CARSON CITY, Nev. (AP) — Nevada lawmakers on Friday took up Gov. Brian Sandoval's request to spend $3.5 million over the next two years to build up the state's cybersecurity infrastructure and management. His proposed Office of Cyber Defense Coordination would house the state's first permanent...

CARSON CITY, Nev. (AP) — Nevada lawmakers on Friday took up Gov. Brian Sandoval's request to spend $3.5 million over the next two years to build up the state's cybersecurity infrastructure and management.

His proposed Office of Cyber Defense Coordination would house the state's first permanent cybersecurity response team. It would organize data systems across all state agencies, consult private businesses on best practices and partner with education officials to develop a technologically savvy workforce.

Existing cybersecurity protocols are designed to protect the sensitive information of Nevada residents and anyone who does business in the state. The security of financial and personal data relies only in part on the machines and software that store that information.

State employees are largely responsible for protecting the system from within — often by simply recognizing and not clicking on emails aimed at hacking, said Daniel Stewart, attorney to Sandoval's office, at the plan's first legislative hearing.

"It's not really about just upgrading and having better software, a huge component of it is HR," Stewart said.

Brigadier General Bill Burks, who advises the governor on a national defense council, said frequent collaboration and human oversight are also crucial to mitigating and responding to attacks.

"The human element is the weak link in the chain," Burks said. "We know that hardware and software is not going to solve the problem; you have to take care of that human element."

Sandoval has proposed hiring an administrator and at least three other people to staff the state's new cyber team. Their salaries and benefits and other expenses to establish their office would cost about $900,000 over the next two years.

The Republican governor wants to spend another $2.6 million to upgrade various pieces of the state mainframe, hire two additional information technology professionals and generally expand existing security measures.

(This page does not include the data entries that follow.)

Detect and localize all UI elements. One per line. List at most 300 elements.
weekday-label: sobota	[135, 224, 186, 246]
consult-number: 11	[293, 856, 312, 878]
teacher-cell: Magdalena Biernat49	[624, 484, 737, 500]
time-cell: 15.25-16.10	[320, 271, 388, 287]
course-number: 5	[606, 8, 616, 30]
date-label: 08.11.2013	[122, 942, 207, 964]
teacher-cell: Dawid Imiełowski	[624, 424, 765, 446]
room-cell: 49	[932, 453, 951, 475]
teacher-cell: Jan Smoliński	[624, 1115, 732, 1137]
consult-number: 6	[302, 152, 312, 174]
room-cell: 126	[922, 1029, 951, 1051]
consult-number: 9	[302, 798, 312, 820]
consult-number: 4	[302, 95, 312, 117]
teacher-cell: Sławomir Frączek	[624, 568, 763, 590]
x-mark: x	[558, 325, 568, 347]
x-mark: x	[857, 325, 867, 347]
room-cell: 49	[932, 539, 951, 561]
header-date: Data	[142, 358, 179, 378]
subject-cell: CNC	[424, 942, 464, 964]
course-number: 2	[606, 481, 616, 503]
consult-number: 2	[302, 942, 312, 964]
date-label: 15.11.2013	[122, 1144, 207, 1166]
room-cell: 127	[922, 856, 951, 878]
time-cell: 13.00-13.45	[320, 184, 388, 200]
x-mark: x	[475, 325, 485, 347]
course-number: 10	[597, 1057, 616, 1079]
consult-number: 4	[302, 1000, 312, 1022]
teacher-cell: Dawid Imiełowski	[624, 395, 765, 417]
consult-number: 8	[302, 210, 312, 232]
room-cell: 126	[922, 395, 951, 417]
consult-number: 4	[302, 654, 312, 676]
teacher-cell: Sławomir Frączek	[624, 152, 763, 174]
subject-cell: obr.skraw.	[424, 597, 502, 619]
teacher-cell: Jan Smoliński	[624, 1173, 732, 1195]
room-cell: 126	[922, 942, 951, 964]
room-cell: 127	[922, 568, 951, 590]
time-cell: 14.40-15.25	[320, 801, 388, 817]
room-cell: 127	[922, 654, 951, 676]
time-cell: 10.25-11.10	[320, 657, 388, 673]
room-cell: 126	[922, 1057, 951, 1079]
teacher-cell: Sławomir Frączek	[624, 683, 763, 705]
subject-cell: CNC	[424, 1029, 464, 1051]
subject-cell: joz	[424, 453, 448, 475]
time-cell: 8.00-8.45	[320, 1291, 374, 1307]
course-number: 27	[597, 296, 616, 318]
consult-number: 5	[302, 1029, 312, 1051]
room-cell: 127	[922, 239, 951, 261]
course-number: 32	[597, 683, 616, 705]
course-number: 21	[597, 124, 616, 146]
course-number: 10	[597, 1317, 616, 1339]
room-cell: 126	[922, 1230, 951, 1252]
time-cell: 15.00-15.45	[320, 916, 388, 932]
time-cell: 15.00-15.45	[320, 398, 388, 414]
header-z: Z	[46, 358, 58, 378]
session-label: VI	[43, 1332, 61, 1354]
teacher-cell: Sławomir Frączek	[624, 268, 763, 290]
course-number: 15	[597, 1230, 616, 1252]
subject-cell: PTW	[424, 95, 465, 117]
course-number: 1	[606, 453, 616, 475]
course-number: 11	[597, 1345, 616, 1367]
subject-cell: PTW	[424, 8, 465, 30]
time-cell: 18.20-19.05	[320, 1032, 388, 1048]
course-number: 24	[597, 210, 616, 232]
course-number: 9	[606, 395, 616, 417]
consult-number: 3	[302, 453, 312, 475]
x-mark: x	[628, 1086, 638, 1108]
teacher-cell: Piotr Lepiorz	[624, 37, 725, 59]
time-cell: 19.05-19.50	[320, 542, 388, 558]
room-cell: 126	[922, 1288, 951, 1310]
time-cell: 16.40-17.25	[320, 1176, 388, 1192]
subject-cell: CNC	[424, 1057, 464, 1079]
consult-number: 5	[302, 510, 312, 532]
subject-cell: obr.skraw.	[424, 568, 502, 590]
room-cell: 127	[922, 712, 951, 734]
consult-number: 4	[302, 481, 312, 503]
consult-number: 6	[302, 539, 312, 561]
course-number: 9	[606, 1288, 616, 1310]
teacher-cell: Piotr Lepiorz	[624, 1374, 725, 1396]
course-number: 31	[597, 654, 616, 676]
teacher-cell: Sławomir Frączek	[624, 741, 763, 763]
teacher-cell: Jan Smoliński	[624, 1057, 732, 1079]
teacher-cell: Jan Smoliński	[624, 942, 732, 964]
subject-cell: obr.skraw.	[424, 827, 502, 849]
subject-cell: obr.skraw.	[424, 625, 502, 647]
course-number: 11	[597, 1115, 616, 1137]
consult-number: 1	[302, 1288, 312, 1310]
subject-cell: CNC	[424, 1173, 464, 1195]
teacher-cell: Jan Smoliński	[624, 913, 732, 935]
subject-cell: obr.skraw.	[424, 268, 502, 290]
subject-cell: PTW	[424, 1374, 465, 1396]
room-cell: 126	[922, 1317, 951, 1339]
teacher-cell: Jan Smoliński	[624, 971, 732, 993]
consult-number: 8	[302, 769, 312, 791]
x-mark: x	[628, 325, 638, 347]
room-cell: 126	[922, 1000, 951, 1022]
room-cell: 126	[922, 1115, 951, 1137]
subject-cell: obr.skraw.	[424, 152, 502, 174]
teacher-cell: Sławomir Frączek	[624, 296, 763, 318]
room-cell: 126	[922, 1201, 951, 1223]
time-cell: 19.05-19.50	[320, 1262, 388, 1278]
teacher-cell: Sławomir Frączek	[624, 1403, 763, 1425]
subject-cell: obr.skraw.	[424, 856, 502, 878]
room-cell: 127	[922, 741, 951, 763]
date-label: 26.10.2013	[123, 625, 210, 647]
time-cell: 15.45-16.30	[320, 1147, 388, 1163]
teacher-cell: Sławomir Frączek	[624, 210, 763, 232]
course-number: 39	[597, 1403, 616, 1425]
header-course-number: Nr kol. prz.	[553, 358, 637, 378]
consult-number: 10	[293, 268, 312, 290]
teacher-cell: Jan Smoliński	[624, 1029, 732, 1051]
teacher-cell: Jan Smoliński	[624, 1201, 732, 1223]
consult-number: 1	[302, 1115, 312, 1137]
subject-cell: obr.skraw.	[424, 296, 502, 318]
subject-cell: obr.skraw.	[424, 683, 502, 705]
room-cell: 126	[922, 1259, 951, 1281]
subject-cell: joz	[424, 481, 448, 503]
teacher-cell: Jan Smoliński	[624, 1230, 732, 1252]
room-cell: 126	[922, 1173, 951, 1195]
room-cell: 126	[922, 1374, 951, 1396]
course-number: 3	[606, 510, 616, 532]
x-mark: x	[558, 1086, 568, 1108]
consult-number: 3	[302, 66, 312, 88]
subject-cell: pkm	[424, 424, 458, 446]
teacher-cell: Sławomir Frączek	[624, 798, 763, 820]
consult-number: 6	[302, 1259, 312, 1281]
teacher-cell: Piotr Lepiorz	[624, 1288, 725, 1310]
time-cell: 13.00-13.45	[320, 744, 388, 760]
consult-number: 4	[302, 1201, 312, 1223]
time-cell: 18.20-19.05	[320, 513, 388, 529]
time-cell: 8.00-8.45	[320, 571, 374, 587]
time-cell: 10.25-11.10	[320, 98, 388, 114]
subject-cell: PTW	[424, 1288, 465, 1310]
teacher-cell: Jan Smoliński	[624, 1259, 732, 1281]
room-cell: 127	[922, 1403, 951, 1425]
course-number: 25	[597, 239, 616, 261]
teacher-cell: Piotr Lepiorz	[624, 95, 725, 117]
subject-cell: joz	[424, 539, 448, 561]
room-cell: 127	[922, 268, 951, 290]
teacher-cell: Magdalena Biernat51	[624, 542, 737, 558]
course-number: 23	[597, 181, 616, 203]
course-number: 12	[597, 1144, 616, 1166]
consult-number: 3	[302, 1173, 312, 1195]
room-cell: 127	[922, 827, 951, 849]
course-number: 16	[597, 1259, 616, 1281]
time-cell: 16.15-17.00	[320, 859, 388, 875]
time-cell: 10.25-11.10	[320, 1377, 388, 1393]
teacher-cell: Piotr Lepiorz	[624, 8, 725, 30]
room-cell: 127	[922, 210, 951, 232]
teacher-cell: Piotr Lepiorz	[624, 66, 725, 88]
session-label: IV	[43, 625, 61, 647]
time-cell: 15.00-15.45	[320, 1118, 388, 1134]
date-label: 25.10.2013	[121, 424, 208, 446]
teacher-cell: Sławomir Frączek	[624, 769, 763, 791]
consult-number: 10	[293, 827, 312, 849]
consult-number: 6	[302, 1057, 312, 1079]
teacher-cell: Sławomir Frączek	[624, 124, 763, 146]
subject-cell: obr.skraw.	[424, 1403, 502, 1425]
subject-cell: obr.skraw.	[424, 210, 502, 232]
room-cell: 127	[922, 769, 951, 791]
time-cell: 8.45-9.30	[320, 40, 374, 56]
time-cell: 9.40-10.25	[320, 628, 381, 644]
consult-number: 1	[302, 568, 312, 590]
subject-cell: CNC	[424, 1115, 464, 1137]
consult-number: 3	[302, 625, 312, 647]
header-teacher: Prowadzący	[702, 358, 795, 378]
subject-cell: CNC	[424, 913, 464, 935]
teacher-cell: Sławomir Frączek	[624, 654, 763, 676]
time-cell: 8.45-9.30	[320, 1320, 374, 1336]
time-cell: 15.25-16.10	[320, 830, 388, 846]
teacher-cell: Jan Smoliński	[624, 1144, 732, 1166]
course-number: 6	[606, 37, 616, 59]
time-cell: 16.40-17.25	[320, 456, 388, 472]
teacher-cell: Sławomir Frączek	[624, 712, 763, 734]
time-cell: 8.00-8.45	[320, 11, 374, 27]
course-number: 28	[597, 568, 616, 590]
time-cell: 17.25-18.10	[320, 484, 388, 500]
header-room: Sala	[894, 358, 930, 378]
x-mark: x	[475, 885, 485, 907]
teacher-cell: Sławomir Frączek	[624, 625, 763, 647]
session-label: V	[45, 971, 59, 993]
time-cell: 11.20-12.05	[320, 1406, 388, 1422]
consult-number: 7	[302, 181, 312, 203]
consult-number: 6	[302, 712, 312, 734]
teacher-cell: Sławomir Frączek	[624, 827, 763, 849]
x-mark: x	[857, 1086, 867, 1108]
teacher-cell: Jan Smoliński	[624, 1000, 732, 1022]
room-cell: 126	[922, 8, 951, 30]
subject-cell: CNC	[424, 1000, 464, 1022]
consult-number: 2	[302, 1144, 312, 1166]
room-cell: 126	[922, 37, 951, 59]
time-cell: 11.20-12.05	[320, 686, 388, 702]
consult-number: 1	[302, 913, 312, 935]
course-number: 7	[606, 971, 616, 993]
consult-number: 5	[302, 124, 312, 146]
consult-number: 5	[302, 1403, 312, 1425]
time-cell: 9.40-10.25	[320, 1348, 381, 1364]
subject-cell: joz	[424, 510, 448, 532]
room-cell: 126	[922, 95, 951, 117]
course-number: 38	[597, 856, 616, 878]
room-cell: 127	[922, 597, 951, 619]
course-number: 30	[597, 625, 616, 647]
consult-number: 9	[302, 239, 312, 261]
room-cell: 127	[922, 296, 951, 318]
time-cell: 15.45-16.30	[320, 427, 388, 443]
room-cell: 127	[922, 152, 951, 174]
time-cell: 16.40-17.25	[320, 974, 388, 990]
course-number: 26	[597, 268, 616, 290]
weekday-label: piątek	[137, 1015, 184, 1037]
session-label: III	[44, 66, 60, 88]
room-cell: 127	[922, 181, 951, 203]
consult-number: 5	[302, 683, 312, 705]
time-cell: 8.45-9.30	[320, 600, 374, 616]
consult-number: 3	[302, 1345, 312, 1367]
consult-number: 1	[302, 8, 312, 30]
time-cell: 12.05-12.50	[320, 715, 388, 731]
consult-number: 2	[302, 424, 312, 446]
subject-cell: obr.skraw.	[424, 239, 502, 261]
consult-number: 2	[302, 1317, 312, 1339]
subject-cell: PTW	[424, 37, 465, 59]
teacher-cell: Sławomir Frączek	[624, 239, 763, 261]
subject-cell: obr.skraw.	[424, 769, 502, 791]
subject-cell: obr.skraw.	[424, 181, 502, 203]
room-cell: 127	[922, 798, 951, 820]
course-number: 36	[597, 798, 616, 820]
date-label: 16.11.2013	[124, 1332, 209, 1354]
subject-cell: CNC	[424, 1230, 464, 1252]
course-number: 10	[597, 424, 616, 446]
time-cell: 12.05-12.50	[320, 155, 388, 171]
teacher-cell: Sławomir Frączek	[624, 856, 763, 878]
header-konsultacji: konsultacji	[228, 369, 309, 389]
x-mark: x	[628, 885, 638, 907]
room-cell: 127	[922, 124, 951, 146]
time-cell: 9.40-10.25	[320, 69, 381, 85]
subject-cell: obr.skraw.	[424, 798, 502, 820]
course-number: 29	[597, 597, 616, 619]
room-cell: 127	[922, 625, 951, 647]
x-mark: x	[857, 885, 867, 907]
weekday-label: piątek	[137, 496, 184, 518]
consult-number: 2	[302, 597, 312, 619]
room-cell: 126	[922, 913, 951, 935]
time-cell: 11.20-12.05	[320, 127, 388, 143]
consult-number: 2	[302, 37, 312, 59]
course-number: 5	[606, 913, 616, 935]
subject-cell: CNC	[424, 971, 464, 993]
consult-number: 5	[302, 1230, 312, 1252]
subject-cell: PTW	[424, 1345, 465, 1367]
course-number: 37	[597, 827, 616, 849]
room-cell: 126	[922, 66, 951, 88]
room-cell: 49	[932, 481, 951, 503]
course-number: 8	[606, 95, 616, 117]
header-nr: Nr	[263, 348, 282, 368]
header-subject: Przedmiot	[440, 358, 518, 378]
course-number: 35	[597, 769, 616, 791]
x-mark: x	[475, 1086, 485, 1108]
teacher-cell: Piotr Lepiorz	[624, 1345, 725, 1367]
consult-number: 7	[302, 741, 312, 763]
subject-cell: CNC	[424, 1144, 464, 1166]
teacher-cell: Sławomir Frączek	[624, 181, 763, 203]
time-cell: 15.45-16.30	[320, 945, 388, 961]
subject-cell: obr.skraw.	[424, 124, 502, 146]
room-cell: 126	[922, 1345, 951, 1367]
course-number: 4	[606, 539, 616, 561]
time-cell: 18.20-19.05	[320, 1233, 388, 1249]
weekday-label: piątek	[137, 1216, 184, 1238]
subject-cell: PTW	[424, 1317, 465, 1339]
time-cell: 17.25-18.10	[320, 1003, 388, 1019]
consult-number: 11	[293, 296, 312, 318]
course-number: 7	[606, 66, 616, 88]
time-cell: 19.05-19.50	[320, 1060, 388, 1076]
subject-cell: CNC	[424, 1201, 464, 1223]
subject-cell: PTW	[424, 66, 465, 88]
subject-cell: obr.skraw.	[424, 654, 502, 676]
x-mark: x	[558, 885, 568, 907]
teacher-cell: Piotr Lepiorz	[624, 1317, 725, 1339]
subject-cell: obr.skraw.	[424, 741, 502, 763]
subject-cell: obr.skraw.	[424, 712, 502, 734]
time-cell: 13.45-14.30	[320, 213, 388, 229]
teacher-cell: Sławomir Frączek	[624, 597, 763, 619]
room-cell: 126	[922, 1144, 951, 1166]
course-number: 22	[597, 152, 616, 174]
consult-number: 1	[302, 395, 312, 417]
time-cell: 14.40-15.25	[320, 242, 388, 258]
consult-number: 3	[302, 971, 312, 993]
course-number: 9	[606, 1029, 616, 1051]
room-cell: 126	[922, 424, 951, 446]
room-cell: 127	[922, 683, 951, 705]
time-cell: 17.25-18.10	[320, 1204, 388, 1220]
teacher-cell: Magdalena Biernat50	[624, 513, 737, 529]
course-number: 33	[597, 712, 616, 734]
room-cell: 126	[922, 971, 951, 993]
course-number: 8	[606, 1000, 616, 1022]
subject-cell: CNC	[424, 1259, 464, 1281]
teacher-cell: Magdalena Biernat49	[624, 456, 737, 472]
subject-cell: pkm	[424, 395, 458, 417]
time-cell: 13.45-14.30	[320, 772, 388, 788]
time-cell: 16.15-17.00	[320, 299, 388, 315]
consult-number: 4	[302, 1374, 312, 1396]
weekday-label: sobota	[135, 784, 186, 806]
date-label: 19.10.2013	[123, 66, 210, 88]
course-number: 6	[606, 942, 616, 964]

On top of the $3.5 million request, Sandoval has suggested the state loan the Department of Administration about $800,000 to update agencies' computer hardware and software, which the department would begin to pay back in 2019.

Sandoval's drive for additional funding and a long-term government structure to protect Nevada data comes as nearly every state in the nation considers improving their cybersecurity protocols. As vice chairman of the National Governor's Association, and incoming chairman in June, he pressed other state executives to address the issue.

Sandoval said during his biennial address in January that cyberspace is as much a battlefield as land, sea, flight and outer space.

"I'd say just about every system that's out there is under attack," Burks said Friday. "It's just whether you have the proper protocols in place, the right software that's been updated to thwart a lot of these attacks."

No one spoke against the plan, being carried in Assembly Bill 471, at the hearing.